In the field of atomic emission spectroscopy, a gaseous plasma containing the atoms to be examined or measured, is used to excite the atoms sufficiently to cause the atoms to emit radiation at selected wavelengths. In plasma mass spectrometry, the excited atoms are fed into a system for analyzing the atoms electrically. One such device is shown and described in an article by R. D. Satzger et al, entitled "Detection of halogens as positive ions using a He microwave induced plasma as an ion source for mass spectrometry", published in SPECTROCHIMICA ACTA., Vol 42B, No. 5, 1987, pages 705-712. One device commonly used in this field is a microwave induced plasma which generally includes a refractory tube placed along the longitudinal axis of a resonant microwave cavity. A gas, such as helium, containing the atoms is fed into one end of the tube and is excited by the microwave energy supplied to the cavity. For optical spectrometry, the light generated by the atoms is emitted axially from the other end of the tube where it can be examined. For mass spectrometry, the excited atoms are drawn into the mass analyzer where it is examined electronically. A coaxial cable brings power from a microwave supply, generally a magnetron power tube, to the cavity. There is generally a tuner, either in series with the cable, or incorporated into the structure of the cavity. One type of cavity commonly used is shown and described in the Technical Note written by C.I.M. Beenakker, entitled "A cavity for microwave-induced plasmas operated in helium and argon at atmospheric pressure", published in SPECTROCHIMICA ACTA, Vol. 31B, pages 483-486, 1976.
There are several problems with the above described cavity. Both the plasma and the magnetron, can be, under certain circumstances, negative resistance devices. It is common for the tuning to be a critical adjustment, with different settings required for initiating a plasma and for running stably. It is common for tuning adjustments to be necessary after changes in the gas flow. If tuning is slightly in error, several problems can occur. Much of the power can be wasted, by being reflected back to the magnetron. Oscillations in power level can occur, either synchronized with the frequency of the filament power supply (usually 60 Hz) or a super-regenerative oscillation at any frequency from the audio range up to as high as 100 MHz. The system can jump erratically between different magnetron modes, leading to step changes in power. All of these problems lead to errors in measurement.
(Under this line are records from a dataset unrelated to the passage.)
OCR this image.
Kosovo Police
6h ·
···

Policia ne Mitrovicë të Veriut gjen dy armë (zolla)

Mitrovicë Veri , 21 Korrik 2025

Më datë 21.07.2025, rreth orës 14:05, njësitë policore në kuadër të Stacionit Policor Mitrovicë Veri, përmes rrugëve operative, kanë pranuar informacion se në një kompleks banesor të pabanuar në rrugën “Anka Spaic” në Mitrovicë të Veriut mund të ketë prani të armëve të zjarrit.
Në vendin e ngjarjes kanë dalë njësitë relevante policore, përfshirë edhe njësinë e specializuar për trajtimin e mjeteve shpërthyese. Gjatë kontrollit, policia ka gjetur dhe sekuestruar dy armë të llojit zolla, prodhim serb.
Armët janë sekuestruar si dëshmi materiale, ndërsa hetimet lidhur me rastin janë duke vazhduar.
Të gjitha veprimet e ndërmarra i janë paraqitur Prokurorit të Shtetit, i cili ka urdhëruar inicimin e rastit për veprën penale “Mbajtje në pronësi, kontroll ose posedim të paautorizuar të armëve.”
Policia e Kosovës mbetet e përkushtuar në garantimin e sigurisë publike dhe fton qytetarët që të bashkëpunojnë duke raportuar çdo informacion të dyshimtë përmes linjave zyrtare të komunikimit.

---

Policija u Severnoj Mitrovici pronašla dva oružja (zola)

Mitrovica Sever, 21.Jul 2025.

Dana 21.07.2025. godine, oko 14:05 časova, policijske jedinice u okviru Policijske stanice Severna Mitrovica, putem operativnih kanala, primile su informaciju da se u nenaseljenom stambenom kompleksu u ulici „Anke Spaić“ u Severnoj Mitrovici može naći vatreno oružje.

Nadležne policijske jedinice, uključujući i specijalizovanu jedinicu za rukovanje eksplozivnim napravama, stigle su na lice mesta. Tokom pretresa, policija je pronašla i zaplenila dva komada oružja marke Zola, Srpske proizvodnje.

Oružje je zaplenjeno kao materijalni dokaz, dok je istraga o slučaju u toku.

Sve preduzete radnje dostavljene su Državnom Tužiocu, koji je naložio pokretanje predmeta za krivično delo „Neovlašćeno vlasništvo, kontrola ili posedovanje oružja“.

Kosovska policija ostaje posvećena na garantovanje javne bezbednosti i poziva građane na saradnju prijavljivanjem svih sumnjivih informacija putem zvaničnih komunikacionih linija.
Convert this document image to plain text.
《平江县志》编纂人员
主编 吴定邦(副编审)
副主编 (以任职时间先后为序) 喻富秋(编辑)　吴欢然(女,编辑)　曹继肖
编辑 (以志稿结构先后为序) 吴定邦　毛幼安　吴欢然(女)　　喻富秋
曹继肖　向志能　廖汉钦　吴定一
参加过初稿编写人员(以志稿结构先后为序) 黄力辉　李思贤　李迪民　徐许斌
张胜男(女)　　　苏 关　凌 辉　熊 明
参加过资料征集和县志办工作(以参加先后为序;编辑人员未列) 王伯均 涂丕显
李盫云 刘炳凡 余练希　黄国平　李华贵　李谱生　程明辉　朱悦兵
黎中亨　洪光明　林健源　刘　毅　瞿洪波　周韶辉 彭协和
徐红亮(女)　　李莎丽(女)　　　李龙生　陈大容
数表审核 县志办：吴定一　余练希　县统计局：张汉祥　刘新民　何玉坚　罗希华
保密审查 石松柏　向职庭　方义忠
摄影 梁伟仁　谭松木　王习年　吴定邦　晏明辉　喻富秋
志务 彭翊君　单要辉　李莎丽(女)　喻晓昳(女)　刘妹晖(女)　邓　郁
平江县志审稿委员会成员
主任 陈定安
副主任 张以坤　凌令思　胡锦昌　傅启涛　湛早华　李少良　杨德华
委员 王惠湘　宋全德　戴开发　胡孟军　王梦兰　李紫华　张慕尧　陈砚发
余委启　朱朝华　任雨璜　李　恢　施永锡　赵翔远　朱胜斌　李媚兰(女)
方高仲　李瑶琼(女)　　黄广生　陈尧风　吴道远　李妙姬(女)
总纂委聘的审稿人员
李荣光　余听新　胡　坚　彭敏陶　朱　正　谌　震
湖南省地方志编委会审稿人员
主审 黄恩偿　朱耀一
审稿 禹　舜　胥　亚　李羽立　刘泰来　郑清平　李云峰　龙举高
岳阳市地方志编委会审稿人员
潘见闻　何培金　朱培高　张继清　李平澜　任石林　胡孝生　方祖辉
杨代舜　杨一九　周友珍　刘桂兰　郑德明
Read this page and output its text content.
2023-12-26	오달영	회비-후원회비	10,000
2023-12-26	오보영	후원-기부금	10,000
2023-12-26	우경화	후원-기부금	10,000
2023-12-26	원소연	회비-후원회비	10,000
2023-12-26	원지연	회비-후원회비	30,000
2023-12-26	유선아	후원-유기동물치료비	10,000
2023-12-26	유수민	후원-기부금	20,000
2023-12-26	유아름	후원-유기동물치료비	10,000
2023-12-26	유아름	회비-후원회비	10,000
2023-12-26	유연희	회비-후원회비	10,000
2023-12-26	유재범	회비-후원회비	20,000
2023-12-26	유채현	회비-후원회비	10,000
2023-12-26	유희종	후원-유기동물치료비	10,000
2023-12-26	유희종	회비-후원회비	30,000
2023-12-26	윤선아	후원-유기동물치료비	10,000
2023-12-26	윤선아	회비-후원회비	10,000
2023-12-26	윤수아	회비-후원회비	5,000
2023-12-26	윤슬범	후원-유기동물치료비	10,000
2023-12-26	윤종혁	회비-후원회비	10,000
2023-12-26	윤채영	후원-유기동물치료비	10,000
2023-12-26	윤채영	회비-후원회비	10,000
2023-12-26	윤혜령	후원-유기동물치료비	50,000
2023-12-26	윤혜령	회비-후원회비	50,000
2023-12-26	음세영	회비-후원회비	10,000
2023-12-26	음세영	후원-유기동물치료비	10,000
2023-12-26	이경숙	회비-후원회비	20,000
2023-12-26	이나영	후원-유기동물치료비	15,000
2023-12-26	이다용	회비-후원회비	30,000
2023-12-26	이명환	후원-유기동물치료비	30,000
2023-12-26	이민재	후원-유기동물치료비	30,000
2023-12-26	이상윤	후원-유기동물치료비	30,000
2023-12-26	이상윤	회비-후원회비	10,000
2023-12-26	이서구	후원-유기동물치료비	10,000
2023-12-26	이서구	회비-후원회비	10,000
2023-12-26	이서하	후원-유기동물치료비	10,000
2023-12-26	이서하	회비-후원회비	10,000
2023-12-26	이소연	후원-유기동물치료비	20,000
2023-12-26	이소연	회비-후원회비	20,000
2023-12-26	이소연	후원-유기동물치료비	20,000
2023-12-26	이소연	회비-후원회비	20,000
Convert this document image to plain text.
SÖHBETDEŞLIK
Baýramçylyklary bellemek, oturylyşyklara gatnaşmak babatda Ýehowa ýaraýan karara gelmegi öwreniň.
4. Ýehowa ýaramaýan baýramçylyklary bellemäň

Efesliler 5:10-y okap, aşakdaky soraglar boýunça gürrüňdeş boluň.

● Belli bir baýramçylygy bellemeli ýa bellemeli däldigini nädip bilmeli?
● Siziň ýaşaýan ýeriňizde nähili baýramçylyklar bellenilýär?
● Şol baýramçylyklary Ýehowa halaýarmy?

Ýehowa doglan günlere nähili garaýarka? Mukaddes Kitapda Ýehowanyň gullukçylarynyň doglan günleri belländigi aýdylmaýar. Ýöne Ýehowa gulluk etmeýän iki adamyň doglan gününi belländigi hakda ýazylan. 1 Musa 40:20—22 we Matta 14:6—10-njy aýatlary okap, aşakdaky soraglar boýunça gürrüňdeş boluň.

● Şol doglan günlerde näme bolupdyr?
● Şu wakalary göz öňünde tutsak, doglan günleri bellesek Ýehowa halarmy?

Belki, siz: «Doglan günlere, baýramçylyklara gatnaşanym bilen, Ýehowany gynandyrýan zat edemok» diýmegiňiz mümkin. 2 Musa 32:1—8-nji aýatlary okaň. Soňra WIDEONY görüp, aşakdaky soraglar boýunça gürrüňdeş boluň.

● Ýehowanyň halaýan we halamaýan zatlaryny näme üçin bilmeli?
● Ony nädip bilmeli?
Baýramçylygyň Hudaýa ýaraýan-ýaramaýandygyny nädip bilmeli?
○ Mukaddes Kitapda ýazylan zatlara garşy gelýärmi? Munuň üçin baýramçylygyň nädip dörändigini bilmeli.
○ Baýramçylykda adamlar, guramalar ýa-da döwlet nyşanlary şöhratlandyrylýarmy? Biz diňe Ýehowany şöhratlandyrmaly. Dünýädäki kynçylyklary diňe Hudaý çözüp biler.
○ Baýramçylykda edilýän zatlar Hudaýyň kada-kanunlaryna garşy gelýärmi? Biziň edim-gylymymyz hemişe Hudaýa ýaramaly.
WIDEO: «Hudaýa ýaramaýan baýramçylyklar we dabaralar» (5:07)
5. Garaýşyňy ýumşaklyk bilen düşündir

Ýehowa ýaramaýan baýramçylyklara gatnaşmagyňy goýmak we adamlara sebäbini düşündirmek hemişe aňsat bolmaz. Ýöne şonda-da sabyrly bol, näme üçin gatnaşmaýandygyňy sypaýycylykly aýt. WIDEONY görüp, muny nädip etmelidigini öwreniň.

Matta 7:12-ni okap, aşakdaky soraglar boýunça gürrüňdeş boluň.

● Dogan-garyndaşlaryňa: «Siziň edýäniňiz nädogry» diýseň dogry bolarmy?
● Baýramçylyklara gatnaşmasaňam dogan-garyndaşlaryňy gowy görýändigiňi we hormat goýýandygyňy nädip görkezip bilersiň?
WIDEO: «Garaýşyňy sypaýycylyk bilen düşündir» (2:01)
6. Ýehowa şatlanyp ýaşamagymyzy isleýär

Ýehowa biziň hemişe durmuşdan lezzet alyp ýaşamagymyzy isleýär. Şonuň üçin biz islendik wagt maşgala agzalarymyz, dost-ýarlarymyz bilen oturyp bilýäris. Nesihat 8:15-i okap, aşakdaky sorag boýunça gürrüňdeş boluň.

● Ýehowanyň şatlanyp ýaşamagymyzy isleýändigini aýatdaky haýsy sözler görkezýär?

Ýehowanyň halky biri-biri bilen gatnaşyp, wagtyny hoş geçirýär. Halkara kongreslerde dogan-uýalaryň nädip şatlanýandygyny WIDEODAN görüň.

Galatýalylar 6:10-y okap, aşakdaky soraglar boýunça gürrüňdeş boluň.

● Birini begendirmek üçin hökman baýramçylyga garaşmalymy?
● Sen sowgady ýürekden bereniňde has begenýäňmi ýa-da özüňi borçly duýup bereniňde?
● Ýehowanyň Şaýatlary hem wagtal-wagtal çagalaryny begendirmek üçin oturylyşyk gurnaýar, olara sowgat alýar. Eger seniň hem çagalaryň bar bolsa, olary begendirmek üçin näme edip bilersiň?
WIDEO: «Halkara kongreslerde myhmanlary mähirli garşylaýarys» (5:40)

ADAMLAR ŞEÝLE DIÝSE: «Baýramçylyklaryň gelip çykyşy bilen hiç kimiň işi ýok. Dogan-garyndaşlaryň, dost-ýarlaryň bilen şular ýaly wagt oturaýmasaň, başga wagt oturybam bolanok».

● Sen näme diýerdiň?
In cases of more serious mis-tuning, the plasma has a tendency to go out, or not to light at all. Also, large fractions of the power can be dissipated in auxiliary devices, such as tuners and coaxial connectors. In some cases, these devices can be destroyed, either by overheating, or by arcing. Even with apparently optimal tuning, it has been observed that there is substantial heat dissipation in the cables and tuners used with the microwave induced plasma devices. This implies that much of the microwave power is not well coupled into the plasma.
One type of resonant cavity known to those skilled in the art is sometimes referred to as a "coaxial reentrant cavity". The simple use of this cavity shape has not been sufficient to allow independence from the need for tuning. For instance, U.S. Pat. No. 4,575,692 to H. Goldie describes a coaxial reentrant cavity used to support a plasma discharge in a refractory tube. However, since there is still a potential problem with frequency drift, it was necessary to incorporate the cavity into the power-source circuitry, as the main frequency-determining element.
Many attempts have been made, some successful, to ameliorate some of the above problems. However, they have required complex systems for adjusting the tuning and the power or specially built tuners which are more robust and easier to tune. Some workers, such as L. G. Matus, C. B. Boss and A. N. Riddle, REVIEW OF SCIENTIFIC INSTRUMENTS, vol. 54, page 1667 (1983), have removed the need for a separate tuner by the expedient of incorporating a tuning means in the structure of the cavity itself. Clearly, this expedient does not offer the advantage of not having to tune the plasma. Other workers have used thick coupling loops to advantage. But this improvement has not by itself offered freedom from the need for tuning. D. L. Haas, J. W. Carnahan and J. A. Caruso, APPLIED SPECTROSCOPY, vol. 37, page 82 (1982) have used a thick coupling loop, but only to facilitate the use of an internal tuning means. Therefore, it would be desirable to have a microwave induced plasma device which does not require a tuner and is more stable.